Once the boot process has finished you’ll see something similar to the following line on the screen:
[talos] task loadConfig (1/1): talosctl apply-config --insecure --nodes <node ip> --cert-fingerprint '<cert fingerprint>' --interactive
On your administration machine, you can create the configuration file by issuing the following commands while substituting your chosen cluster name and endpoint.
talosctl gen config "<Cluster Name>" "https://<endpoint>:6443"
After creating the configuration files, you can load them onto the machines in your cluster by using
talosctl apply-config --insecure --nodes <node ip> --cert-fingerprint '<cert fingerprint>' --file <config.yaml>
Make sure to use the controlplane.yaml files for machines that will be used to orchestrate tasks, and worker.yaml for machine that will execute jobs and host containerized services
Now that we have configured our cluster, we need to configure our talosctl on the client that we will be using to connect to the cluster.
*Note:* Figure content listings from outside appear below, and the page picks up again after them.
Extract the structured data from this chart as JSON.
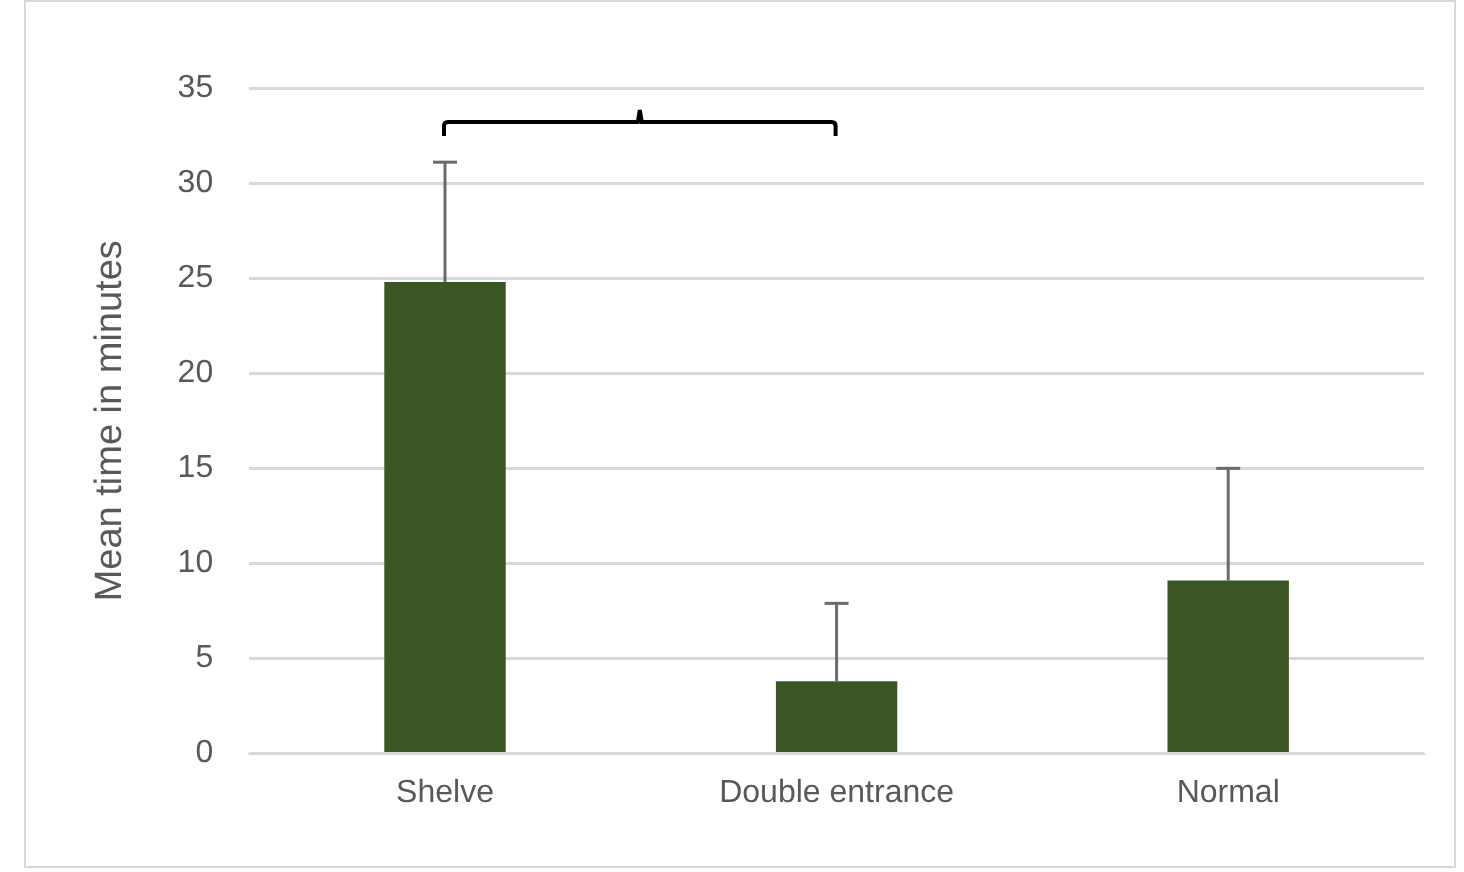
{
  "chart_data": {
    "type": "bar",
    "ylabel": "Mean time in minutes",
    "categories": [
      "Shelve",
      "Double entrance",
      "Normal"
    ],
    "values": [
      24.8,
      3.8,
      9.1
    ],
    "errors": [
      [
        24.8,
        31.1
      ],
      [
        3.8,
        7.9
      ],
      [
        9.1,
        15
      ]
    ],
    "color": "#3b5524",
    "ylim": [
      0,
      35
    ],
    "yticks": [
      0,
      5,
      10,
      15,
      20,
      25,
      30,
      35
    ],
    "grid": "y",
    "legend": false
  }
}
First we need to set the endpoints of our control plane machines. Make sure to substitute your control plane machine ip addresses in the
talosctl --talosconfig=./talosconfig config endpoint <cp ip>
Next we want to set the default control plane node using the same IP as above
talosctl --talosconfig=./talosconfig config node 192.168.1.202
We can verify the addition of our node by using
talosctl --talosconfig=./talosconfig version
Notice that we needed to specify the configuration file to load the configuration. We can change our newly created config to the default configuration by using
talosctl config merge ./talosconfig
Once the configuration has been applied, we can get check that it was successful by requesting the kernel logs for our nodes
talosctl dmesg -f -n <node ip>
Next we will want to bootstrap kubernetes using the talosctl utility, specifying the control plane ip (this should only be done on one control plane server)
talosctl boostrap --nodes 192.168.1.202
This command will setup your etcd cluster, generate core assets, and launch the control plane components which we can begin to use to interface with the kubernetes cluster.
Next, we can transfer our talosctl config into our kubectl config using:
talosctl kubeconfig
finally, we can connect to our cluster and view the status of our nodes:
kubectl get nodes
Closing Thoughts
It is incredible how much configuration and tinkering is available to the administrator of a kubernetes cluster. This initial setup is all I have time for right now, but I hope to play around with the configuration and research harderning methods that I look forward to sharing here.
– happy hacking!